Abstract. Hontomín (N of Spain) hosts the first Spanish CO2 storage pilot plant. The subsurface characterization of the site included the acquisition of a 3-D seismic reflection and a circumscribed 3-D magnetotelluric (MT) survey. This paper addresses the combination of the seismic and MT results, together with the available well-log data, in order to achieve a better characterization of the Hontomín subsurface. We compare the structural model obtained from the interpretation of the seismic data with the geoelectrical model resulting from the MT data. The models correlate well in the surroundings of the CO2 injection area with the major structural differences observed related to the presence of faults. The combination of the two methods allowed a more detailed characterization of the faults, defining their geometry, and fluid flow characteristics, which are key for the risk assessment of the storage site. Moreover, we use the well-log data of the existing wells to derive resistivity–velocity relationships for the subsurface and compute a 3-D velocity model of the site using the 3-D resistivity model as a reference. The derived velocity model is compared to both the predicted and logged velocity in the injection and monitoring wells, for an overall assessment of the computed resistivity–velocity relationships. The major differences observed are explained by the different resolution of the compared geophysical methods.
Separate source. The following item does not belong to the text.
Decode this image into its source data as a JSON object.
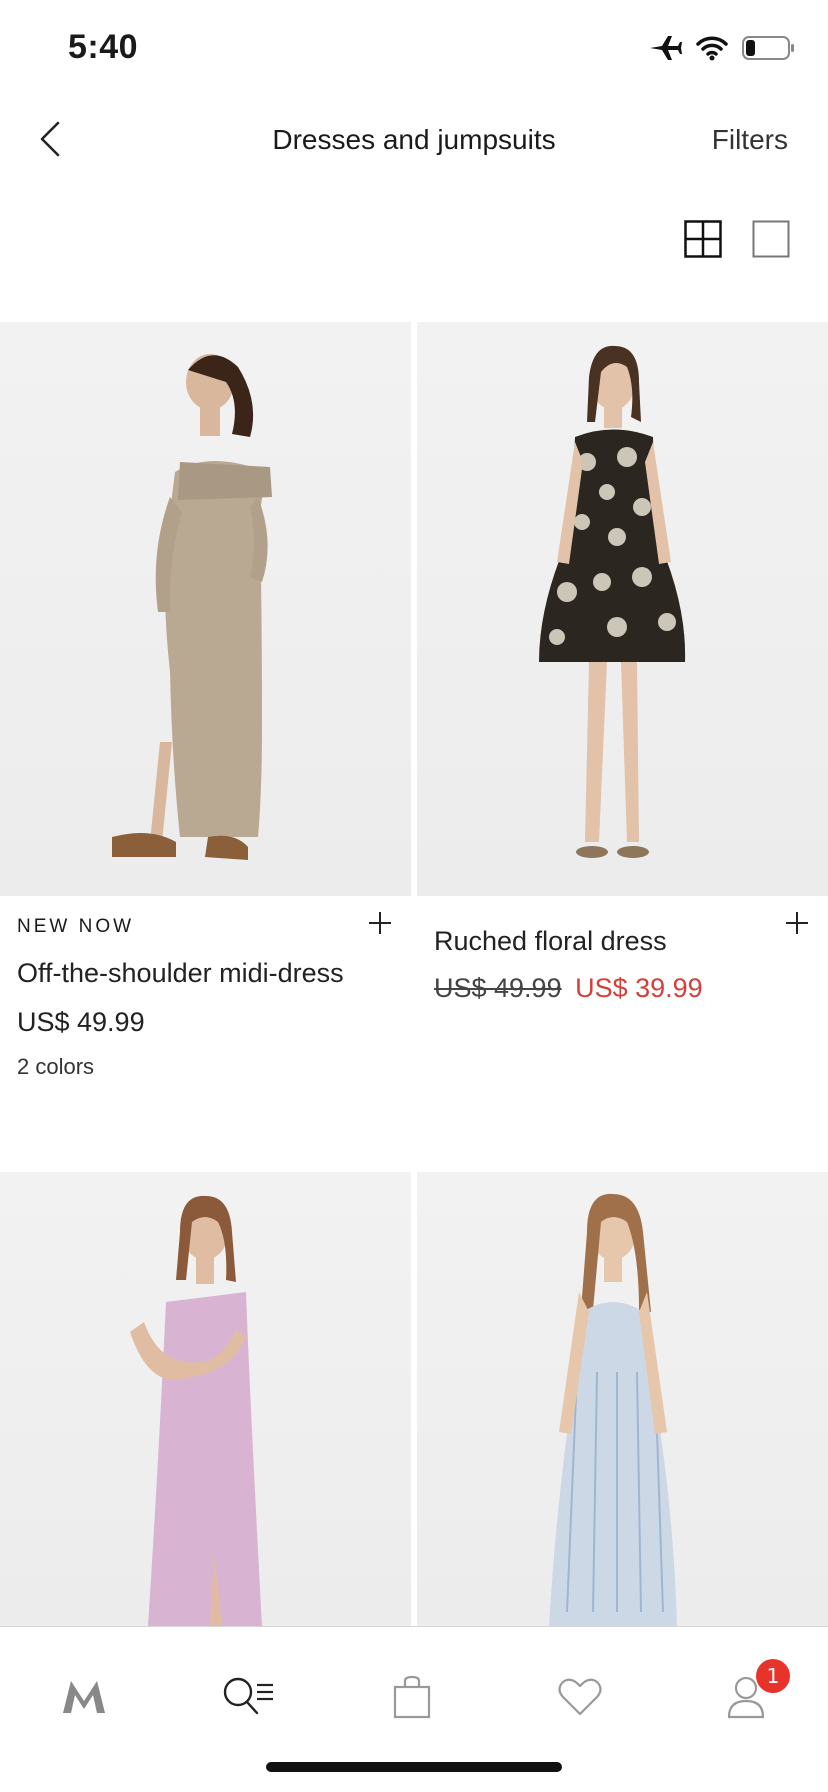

Finally, the derived velocity model for the near surface is compared with the velocity model used for the static corrections in the seismic data. The results allowed extracting information about the characteristics of the shallow unconsolidated sediments, suggesting possible clay and water content variations. The good correlation of the velocity models derived from the resistivity–velocity relationships and the well-log data demonstrate the potential of the combination of the two methods for characterizing the subsurface, in terms of its physical properties (velocity, resistivity) and structural/reservoir characteristics. This work explores the compatibility of the seismic and magnetotelluric methods across scales highlighting the importance of joint interpretation in near surface and reservoir characterization.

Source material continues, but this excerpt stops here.